After CBT, people with MS rated their fatigue as an average of 7.90! That's a lot better than healthy people (who score an average of 11.2). The default score if you have no problems with fatigue is 11.
 

Jonathan Edwards

"Gibberish"
Messages
5,256
I'm a bit confused about this grades idea. I think that PWME's activity levels would be on a continuous scale, not in big jumps like this. Why not measure blips instead of grades, so to speak?

The grades are an outcome measure, not GET goals?
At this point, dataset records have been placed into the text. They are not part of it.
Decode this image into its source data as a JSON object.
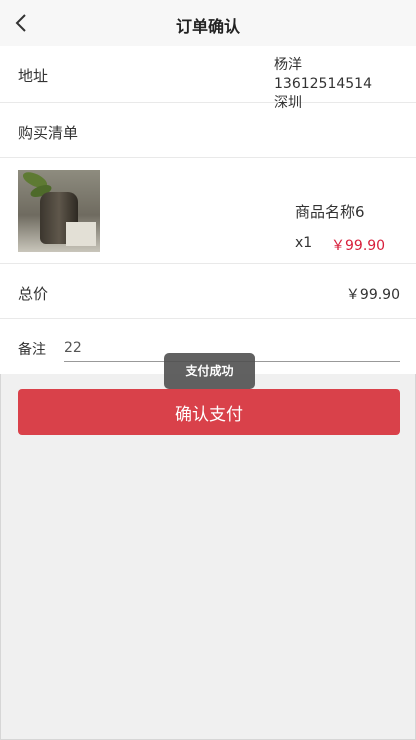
{
  "header": {
    "title": "订单确认",
    "back_icon": "chevron-left-icon"
  },
  "address": {
    "label": "地址",
    "name_phone": "杨洋 13612514514",
    "city": "深圳"
  },
  "purchase_list": {
    "label": "购买清单"
  },
  "product": {
    "image_icon": "product-thumbnail",
    "name": "商品名称6",
    "quantity": "x1",
    "price": "￥99.90"
  },
  "total": {
    "label": "总价",
    "value": "￥99.90"
  },
  "note": {
    "label": "备注",
    "value": "22"
  },
  "actions": {
    "pay_label": "确认支付"
  },
  "toast": {
    "text": "支付成功"
  },
  "colors": {
    "accent": "#d9414a",
    "price": "#d81e3b",
    "toast_bg": "#505050"
  }
}
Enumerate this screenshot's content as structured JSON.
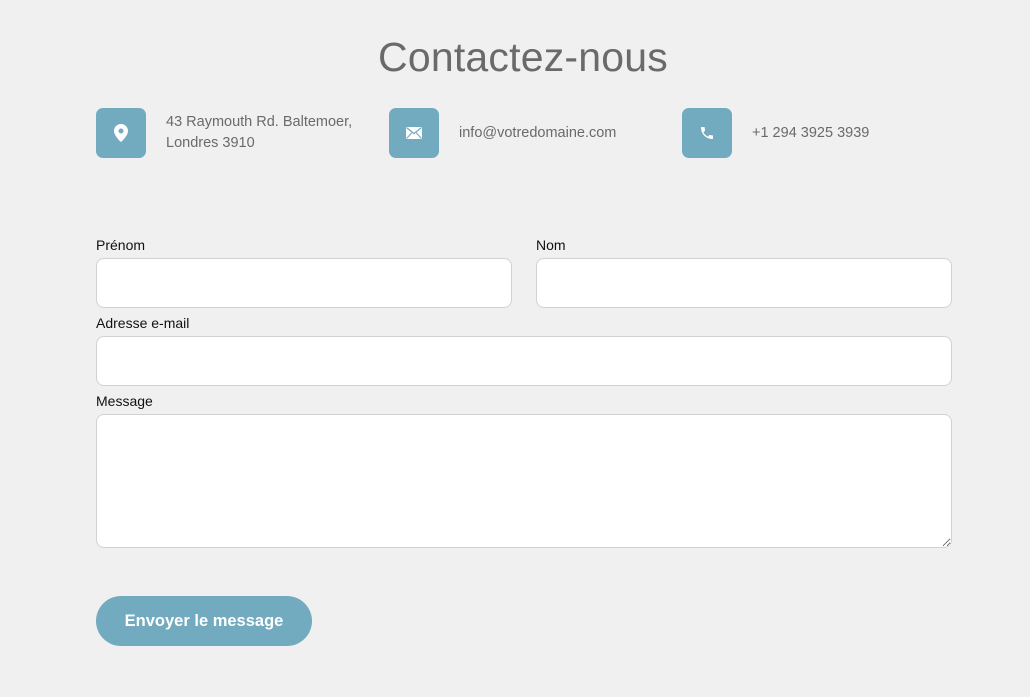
{
  "page": {
    "title": "Contactez-nous"
  },
  "contact_info": {
    "address_line1": "43 Raymouth Rd. Baltemoer,",
    "address_line2": "Londres 3910",
    "email": "info@votredomaine.com",
    "phone": "+1 294 3925 3939",
    "icons": {
      "address": "map-pin-icon",
      "email": "envelope-icon",
      "phone": "phone-icon"
    }
  },
  "form": {
    "first_name_label": "Prénom",
    "first_name_value": "",
    "last_name_label": "Nom",
    "last_name_value": "",
    "email_label": "Adresse e-mail",
    "email_value": "",
    "message_label": "Message",
    "message_value": "",
    "submit_label": "Envoyer le message"
  },
  "colors": {
    "accent": "#72aabf",
    "background": "#eff0ef",
    "title": "#6a6a6a",
    "field_border": "#cfd2d4"
  }
}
If you personalise targets for criteria you have to use a non-numeric discontinuous score. That has statistical costs but since there is little reason to think that most continuous scales that would be relevant could be treated in a parametric way the cost may be not so great. The advantage is that you can get something that reflect more realistically people's health goals - complete recovery, substantial improvement, no change, worse. It makes it difficult to sell a small quantitative difference as a recommended treatment when in fact the effect is neither here nor there for the patient. It is probably only of value if you are looking for pretty substantial effects, even if only in a small proportion. You can have a near continuous range of intermediate grades without major problems if you want to but it is likely to become unwieldy setting up all the individual scales.
 

Jonathan Edwards

"Gibberish"
Messages
5,256
(As some people will know)

In this MS trial, which used a similar type of CBT to that used in the PACE Trial (note Trudie Chalder was involved and I have read up on this) they measured fatigue using the Chalder fatigue scale:

After CBT, people with MS rated their fatigue as an average of 7.90! That's a lot better than healthy people (who score an average of 11.2). The default score if you have no problems with fatigue is 11.

That seems very telling - although what it is telling they may not be telling.

Reminds me of the old saying:
You can always tell a Bart's man;
But you can never tell him anything.